Today, I was thinking I would do the old 20-mile loop where I go to Grant’s trail via Gravois and take it all the way back through the Riverway. I cut it a little short and did closer to 18. Around mile 13, I looked down and saw my watch had just ended and saved my run, so I had to start a new run.

It was nice having the water fountains open for once. I am so used to not depending on them anymore, but I relished getting to stop and get my fill on the two main spots on Grant’s trail. During the run, I spent a lot of time reflecting on the year and the past. Also, thinking about how tomorrow is both Bloom’s Day and Father's Day! How crazy is that? I was listening to Ulysses a bit this week, thinking about the holiday. I got an amazing recreation of the first edition a couple of years ago. I’ll read from it tomorrow morning in honor of the day. It might seem trivial to some to care so much about books but for me those early books were my best friends. I felt seen in those stories in ways I never felt in real life.  

Yesterday, I kept forgetting what day of the week it was. I kept thinking it was Saturday. My daughter and I watched Inside Out together, something I wanted to do with her. Not that I am suggesting watching movies is a great bonding pastime, but I loved going to movies with my dad and brother growing up. We would always celebrate the holidays by going to the movies, and those were some great times. They all even indulged me for my birthday one year and we went to the Lone Ranger movie even though everyone hated it, but I loved the Lone Ranger as a kid and would dress up like him and gallop around our house. If anyone asked me who I was, I would say, “I am the lone stranger,” which to this day I think is a little more accurate than the “lone ranger.”

Back in the day, my hair was short, and my dad would give me a military “crew cut” almost every two weeks. My nickname growing up was “spike,” for a while because I would use hairspray and make my hair spikey.

When I turned 13, I was on the water polo team, and I decided to shave my head. I remember getting two responses from people. One is people like my dad, who could no longer make comments about my hair. And two, being girls, asking me why I would cut my hair.

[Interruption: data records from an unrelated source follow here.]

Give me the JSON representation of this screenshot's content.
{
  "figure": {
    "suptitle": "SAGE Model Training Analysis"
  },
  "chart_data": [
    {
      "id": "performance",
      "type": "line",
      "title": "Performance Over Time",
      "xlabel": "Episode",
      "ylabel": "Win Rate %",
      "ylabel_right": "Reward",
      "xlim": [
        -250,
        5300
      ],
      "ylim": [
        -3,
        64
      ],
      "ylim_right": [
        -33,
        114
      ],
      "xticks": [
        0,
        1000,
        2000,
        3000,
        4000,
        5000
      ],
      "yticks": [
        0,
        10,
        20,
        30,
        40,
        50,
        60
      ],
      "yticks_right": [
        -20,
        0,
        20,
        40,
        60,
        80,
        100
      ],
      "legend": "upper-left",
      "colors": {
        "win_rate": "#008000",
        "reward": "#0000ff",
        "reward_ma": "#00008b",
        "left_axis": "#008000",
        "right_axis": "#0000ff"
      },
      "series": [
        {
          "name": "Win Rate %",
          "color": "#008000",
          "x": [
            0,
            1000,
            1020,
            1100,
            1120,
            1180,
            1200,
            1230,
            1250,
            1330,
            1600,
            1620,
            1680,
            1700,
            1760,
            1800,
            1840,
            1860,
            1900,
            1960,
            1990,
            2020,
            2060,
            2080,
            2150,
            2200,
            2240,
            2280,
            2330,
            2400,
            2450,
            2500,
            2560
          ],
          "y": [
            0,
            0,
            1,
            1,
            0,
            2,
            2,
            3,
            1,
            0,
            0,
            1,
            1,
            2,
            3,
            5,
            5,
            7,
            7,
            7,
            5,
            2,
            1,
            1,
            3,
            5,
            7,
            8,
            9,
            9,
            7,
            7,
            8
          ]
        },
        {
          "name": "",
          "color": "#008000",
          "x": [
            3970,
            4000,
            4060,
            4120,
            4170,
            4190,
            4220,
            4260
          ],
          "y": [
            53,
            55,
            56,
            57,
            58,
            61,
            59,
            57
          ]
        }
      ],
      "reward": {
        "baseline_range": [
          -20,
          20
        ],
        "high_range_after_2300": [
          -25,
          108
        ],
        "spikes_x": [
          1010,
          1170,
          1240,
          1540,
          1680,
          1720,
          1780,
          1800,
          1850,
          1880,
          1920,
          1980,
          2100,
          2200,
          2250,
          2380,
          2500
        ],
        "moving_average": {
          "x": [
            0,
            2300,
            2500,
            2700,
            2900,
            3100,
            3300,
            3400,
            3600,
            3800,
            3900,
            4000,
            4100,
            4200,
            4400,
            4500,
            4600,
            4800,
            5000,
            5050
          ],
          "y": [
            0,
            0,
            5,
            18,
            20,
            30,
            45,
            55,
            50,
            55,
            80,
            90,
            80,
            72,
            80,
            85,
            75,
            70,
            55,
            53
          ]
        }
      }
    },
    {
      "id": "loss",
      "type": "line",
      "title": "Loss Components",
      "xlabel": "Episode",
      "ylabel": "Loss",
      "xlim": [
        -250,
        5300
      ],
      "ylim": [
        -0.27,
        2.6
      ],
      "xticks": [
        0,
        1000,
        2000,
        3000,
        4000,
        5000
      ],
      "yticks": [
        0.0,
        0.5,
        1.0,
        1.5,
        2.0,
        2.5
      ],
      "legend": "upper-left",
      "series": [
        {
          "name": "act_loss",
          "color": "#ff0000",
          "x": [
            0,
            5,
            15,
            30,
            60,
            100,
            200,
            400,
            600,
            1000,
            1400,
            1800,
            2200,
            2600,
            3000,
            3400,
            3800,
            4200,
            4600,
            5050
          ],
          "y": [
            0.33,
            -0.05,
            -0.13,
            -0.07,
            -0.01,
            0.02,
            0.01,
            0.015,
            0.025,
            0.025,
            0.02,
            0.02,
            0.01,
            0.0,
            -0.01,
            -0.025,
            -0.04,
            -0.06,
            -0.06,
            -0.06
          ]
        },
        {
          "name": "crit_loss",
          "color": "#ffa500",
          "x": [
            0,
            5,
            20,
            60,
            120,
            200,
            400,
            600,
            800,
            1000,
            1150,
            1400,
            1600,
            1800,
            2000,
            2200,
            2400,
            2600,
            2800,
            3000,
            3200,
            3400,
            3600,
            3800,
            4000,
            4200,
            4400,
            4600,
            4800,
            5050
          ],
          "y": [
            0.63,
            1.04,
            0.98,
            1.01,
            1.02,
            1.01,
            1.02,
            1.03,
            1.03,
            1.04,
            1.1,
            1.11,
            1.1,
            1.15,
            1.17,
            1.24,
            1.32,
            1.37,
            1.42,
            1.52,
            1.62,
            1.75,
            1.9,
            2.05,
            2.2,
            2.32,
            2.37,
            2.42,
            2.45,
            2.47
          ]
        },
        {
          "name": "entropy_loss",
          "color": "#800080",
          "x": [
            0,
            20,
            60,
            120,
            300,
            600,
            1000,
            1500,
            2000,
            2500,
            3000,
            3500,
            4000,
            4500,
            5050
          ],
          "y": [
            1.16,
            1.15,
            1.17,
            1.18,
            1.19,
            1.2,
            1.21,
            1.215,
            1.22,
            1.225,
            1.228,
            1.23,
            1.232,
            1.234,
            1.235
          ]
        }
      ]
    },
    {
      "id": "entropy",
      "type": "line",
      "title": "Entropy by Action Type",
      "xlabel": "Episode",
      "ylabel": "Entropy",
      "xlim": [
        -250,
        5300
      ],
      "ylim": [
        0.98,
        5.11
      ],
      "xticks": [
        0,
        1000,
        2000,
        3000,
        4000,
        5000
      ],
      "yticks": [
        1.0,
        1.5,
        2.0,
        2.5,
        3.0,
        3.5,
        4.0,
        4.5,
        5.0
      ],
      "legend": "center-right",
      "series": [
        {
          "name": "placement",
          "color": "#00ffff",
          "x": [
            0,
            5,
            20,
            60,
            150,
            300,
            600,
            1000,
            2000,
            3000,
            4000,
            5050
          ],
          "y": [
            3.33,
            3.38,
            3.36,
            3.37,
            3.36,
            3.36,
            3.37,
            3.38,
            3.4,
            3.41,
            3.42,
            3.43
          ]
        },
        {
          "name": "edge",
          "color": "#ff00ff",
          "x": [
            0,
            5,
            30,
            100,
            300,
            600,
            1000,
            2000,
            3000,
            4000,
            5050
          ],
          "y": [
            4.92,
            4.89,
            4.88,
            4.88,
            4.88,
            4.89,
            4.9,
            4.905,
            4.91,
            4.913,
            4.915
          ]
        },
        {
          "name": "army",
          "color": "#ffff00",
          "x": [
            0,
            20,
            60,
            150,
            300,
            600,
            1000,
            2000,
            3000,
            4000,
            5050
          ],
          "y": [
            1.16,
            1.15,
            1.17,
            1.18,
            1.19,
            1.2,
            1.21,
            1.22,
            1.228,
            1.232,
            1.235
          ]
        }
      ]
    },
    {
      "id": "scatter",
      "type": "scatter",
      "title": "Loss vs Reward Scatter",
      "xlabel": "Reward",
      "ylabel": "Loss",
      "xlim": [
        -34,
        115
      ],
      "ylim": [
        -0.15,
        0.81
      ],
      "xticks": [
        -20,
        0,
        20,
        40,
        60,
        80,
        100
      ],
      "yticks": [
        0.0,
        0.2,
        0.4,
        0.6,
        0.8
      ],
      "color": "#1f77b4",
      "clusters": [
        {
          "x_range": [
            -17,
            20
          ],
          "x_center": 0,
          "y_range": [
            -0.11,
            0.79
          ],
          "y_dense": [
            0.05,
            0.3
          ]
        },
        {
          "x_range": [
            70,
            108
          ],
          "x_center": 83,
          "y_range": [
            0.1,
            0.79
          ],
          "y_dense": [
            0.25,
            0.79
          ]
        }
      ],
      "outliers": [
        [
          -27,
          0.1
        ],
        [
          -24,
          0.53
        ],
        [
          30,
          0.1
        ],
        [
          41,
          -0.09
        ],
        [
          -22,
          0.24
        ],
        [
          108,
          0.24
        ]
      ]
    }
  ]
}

From the years between 11-13, my dad couldn’t help but make me feel insecure about the way my hair looked. He was constantly saying. “Comb your hair.” When I would point to the product I had in my hair and explain how I had just combed it. He didn't seem to respond. Except one time I remember him trying to comb it himself. I started to obsess over the parts of my hair that would stand up and didn’t respond to the hairspray. So, I shaved my head, and that was that, or so I thought.

When I grew my hair back, I stopped using any product in my hair and just combed it the way it wanted to go. Remembering the girls who had begged me to grow it back, I now felt confident it looked good, but I still wore hats a lot. Until one day, I was at the gym, and I was wearing a hat, and when I took it off, a girl who worked there, who was very pretty, looked at me and said. “You should never wear a hat.” I didn’t know her. She had no reason to lie to me, and I could tell by how she was looking at me that she meant it, so I stopped wearing hats. The overwhelming attention convinced me that my dad was wrong about my hair, and if he was wrong about my hair what else was he wrong about?